Non sono margini di errore. Sono salti di ordini di grandezza. Qualcosa, nell’architettura e nell’addestramento, ha funzionato in modo fondamentalmente diverso.
Tre decisioni che cambiano tutto
La differenza tra Gemma 3 e Gemma 4 non è solo “più parametri, più dati”. Ci sono tre scelte progettuali che meritano attenzione.
Hybrid Attention. L’attenzione standard nei transformer è quadratica: raddoppi il contesto e la memoria quadruplica. Gemma 4 adotta un’architettura ibrida: una finestra locale di 512 token a complessità lineare, alternata a layer globali sparsi per le dipendenze a lungo raggio. Il risultato è un contesto di 256.000 token che gira su hardware consumer, non su cluster HPC. Per chi sviluppa agenti AI locali, questo significa poter caricare intere codebase o documentazione tecnica senza esaurire la memoria.
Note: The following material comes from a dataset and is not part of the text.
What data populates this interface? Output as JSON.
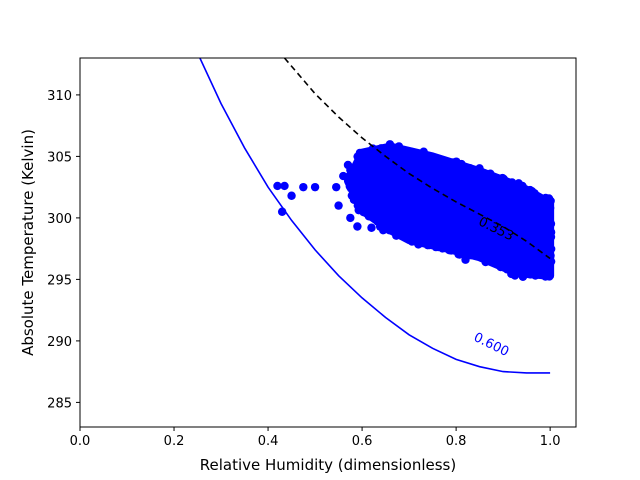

Multimodale nativa. La maggior parte dei modelli “multimodali” open-weight incolla un encoder visivo sopra un modello testuale: funziona, ma è fragile. Gemma 4 integra SigLIP end-to-end fin dall’addestramento. I modelli E2B e E4B supportano testo, immagini e audio. I modelli 26B e 31B supportano testo, immagini e video. Un agente AI che deve analizzare uno screenshot, leggere un PDF e comprendere un clip audio può farlo con un unico modello, senza orchestrare tre sistemi separati.
MoE nel 26B. Il modello 26B usa un’architettura Mixture of Experts con 16 esperti, di cui solo 2 attivati per token: 3.8 miliardi di parametri attivi su 26 miliardi totali. Il risultato è circa il 97% della performance del 31B Dense al 12% del costo computazionale. Su Apple Silicon con mmap, il 26B MoE richiede solo 6 GB di RAM e produce 49 token al secondo. Su un Mac Mini M4 base.
Sul tuo computer, non sul cloud
Il modello 31B Dense gira intero, senza quantizzazione, su una singola NVIDIA H100 da 80 GB. Le versioni quantizzate Q4 e Q8 girano su GPU consumer con 24 GB di VRAM, come una RTX 4090 o una RTX 5070. Il modello E2B gira su dispositivi embedded e IoT. E il 26B MoE, come abbiamo visto, è alla portata di qualsiasi Mac con chip Apple Silicon.
NVIDIA ha collaborato direttamente con Google per ottimizzare Gemma 4 su RTX, DGX Spark e Jetson Orin Nano. Il messaggio è chiaro: l’AI locale non è più una nicchia per hobbisti, è un mercato strategico.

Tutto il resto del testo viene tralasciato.